Oliver North and other reporters embedded during the initial assault into Iraq were criticized by their non-embedded peers for their unbiased reporting. They were part of, and objectively reporting an army moving through an opposing force faster and farther than any other army in the history of warfare. However, they were criticized by their non-embedded peers and accused of “flag waving” instead of reporting. They weren’t giving their opinions or digging for stories behind the actual story. They were simply reporting the progress of the war. They were reporting facts and events, which were by nature primarily positive, during such a successful endeavor.

But, mainstream media journalists are conditioned to be cynical (especially about anything not liberal), so they accused those reporting objective facts of being biased. The embedded reporters did not conform to the mold of being critical of the military and Bush administration. They did not report with the negativity and subjectivity their peers adhered to, thus their reports were given less credence.
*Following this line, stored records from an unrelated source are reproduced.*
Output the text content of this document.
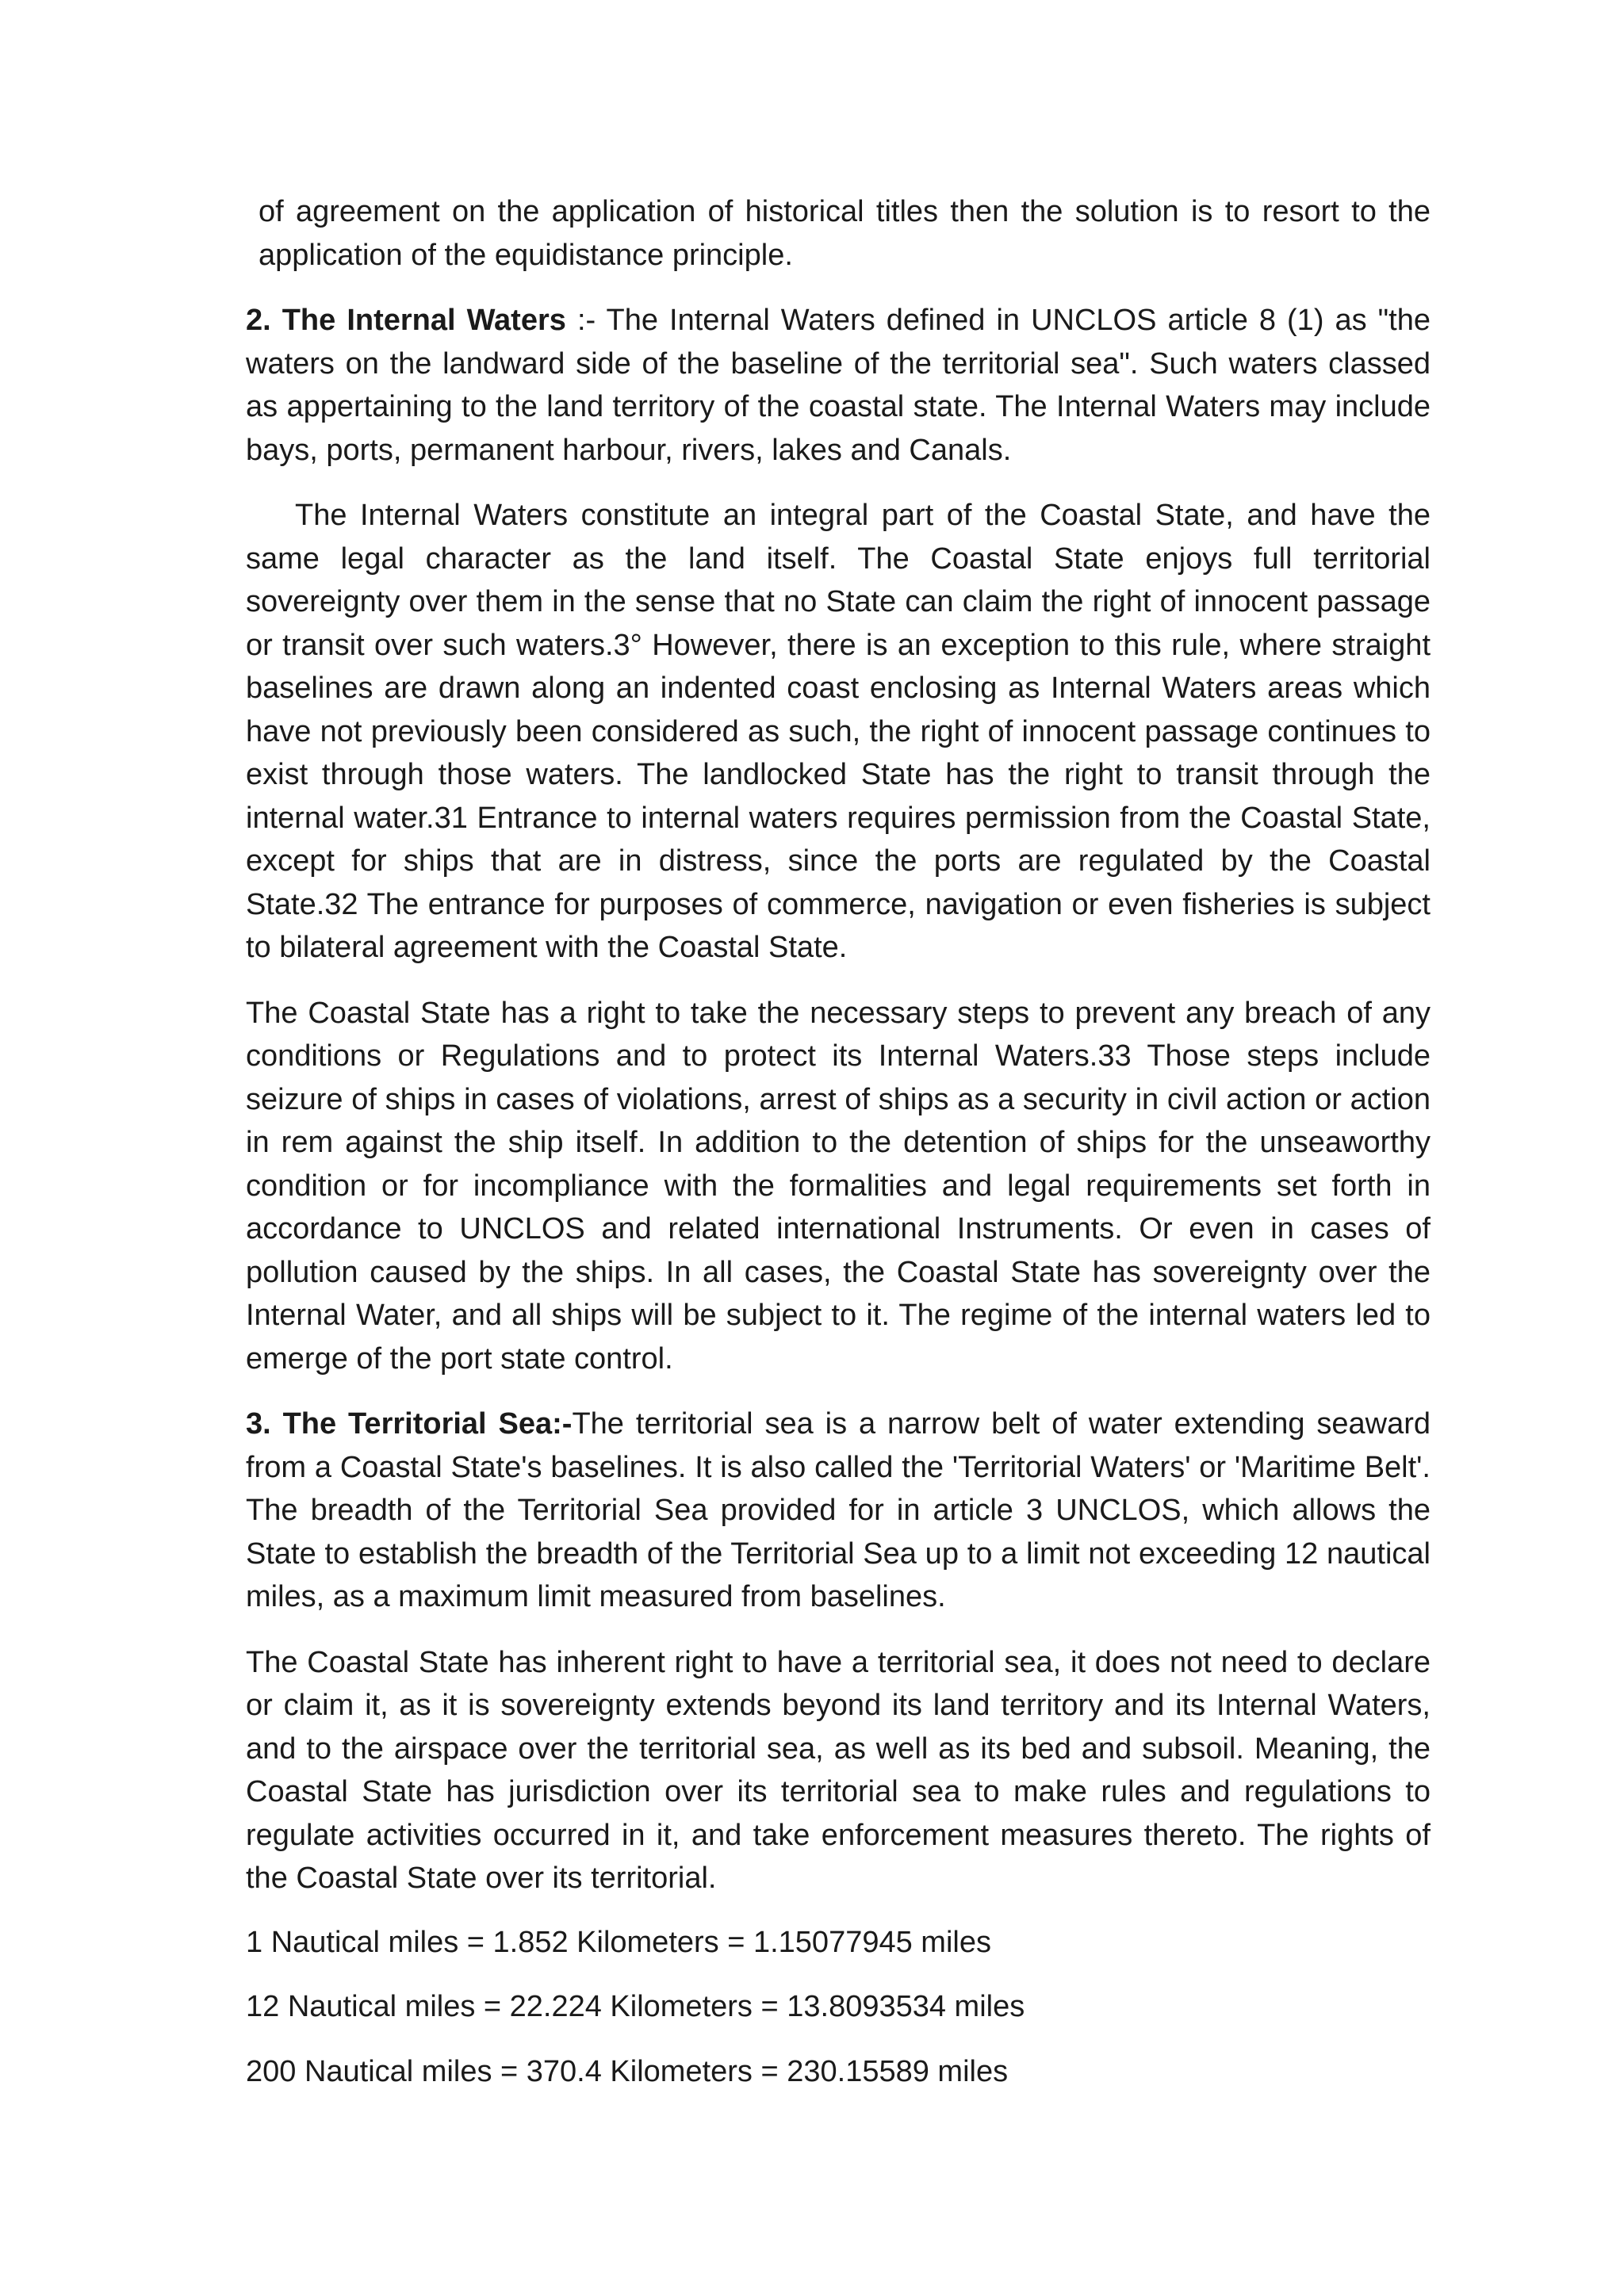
of agreement on the application of historical titles then the solution is to resort to the application of the equidistance principle.

2. The Internal Waters :- The Internal Waters defined in UNCLOS article 8 (1) as "the waters on the landward side of the baseline of the territorial sea". Such waters classed as appertaining to the land territory of the coastal state. The Internal Waters may include bays, ports, permanent harbour, rivers, lakes and Canals.

The Internal Waters constitute an integral part of the Coastal State, and have the same legal character as the land itself. The Coastal State enjoys full territorial sovereignty over them in the sense that no State can claim the right of innocent passage or transit over such waters.3° However, there is an exception to this rule, where straight baselines are drawn along an indented coast enclosing as Internal Waters areas which have not previously been considered as such, the right of innocent passage continues to exist through those waters. The landlocked State has the right to transit through the internal water.31 Entrance to internal waters requires permission from the Coastal State, except for ships that are in distress, since the ports are regulated by the Coastal State.32 The entrance for purposes of commerce, navigation or even fisheries is subject to bilateral agreement with the Coastal State.

The Coastal State has a right to take the necessary steps to prevent any breach of any conditions or Regulations and to protect its Internal Waters.33 Those steps include seizure of ships in cases of violations, arrest of ships as a security in civil action or action in rem against the ship itself. In addition to the detention of ships for the unseaworthy condition or for incompliance with the formalities and legal requirements set forth in accordance to UNCLOS and related international Instruments. Or even in cases of pollution caused by the ships. In all cases, the Coastal State has sovereignty over the Internal Water, and all ships will be subject to it. The regime of the internal waters led to emerge of the port state control.

3. The Territorial Sea:-The territorial sea is a narrow belt of water extending seaward from a Coastal State's baselines. It is also called the 'Territorial Waters' or 'Maritime Belt'. The breadth of the Territorial Sea provided for in article 3 UNCLOS, which allows the State to establish the breadth of the Territorial Sea up to a limit not exceeding 12 nautical miles, as a maximum limit measured from baselines.

The Coastal State has inherent right to have a territorial sea, it does not need to declare or claim it, as it is sovereignty extends beyond its land territory and its Internal Waters, and to the airspace over the territorial sea, as well as its bed and subsoil. Meaning, the Coastal State has jurisdiction over its territorial sea to make rules and regulations to regulate activities occurred in it, and take enforcement measures thereto. The rights of the Coastal State over its territorial.

1 Nautical miles = 1.852 Kilometers = 1.15077945 miles

12 Nautical miles = 22.224 Kilometers = 13.8093534 miles

200 Nautical miles = 370.4 Kilometers = 230.15589 miles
Today, a news organization like Fox News is labeled by those on the left as not even being news, as strictly opinion, or not credible news. Rather hypocritical isn’t it; organizations which provide a liberal view claiming that conservative news lacks credibility?

Meanwhile, the same mainstream media outlets are taking a ratings, revenue, and distribution nose dive. The bastion of liberalism, The New York Times, experienced a 40% drop in revenue last quarter; other left leaning papers are experiencing the same setbacks. The CBS Evening News is rated as being quite far to the left, and is also the lowest rated prime time news program. These are called clues; clues that much of America does not subscribe to the liberal agenda being forced upon them.

Whether you see Fox News as objective or conservative, the fact remains they have surpassed all other cable news sources in market share. Fox News, centrist and conservative web sites, blogs, and talk radio are experiencing huge gains, enjoying leads in audience size and market share. They fulfill either the objectivity some were looking for, or the alternative to the left others were looking for.

I believe what America really wants is to have the facts objectively reported to us so that we can decide how we see the world according to our own prism and ideology. We crave the kind of coverage we find with local journalists; those closer to their audience, in and around our hometowns.

America is full of smart people. All of us, liberal and conservative, deserve to have all the facts and allowed to make up our own minds. If we’re not accommodated, we’ll go find the facts elsewhere. Or, we’ll at least look toward organizations we know will be biased toward our ideology, whatever it may be. In the meantime, the mainstream media, lost in its cynicism and subjectivity, will continue its nosedive.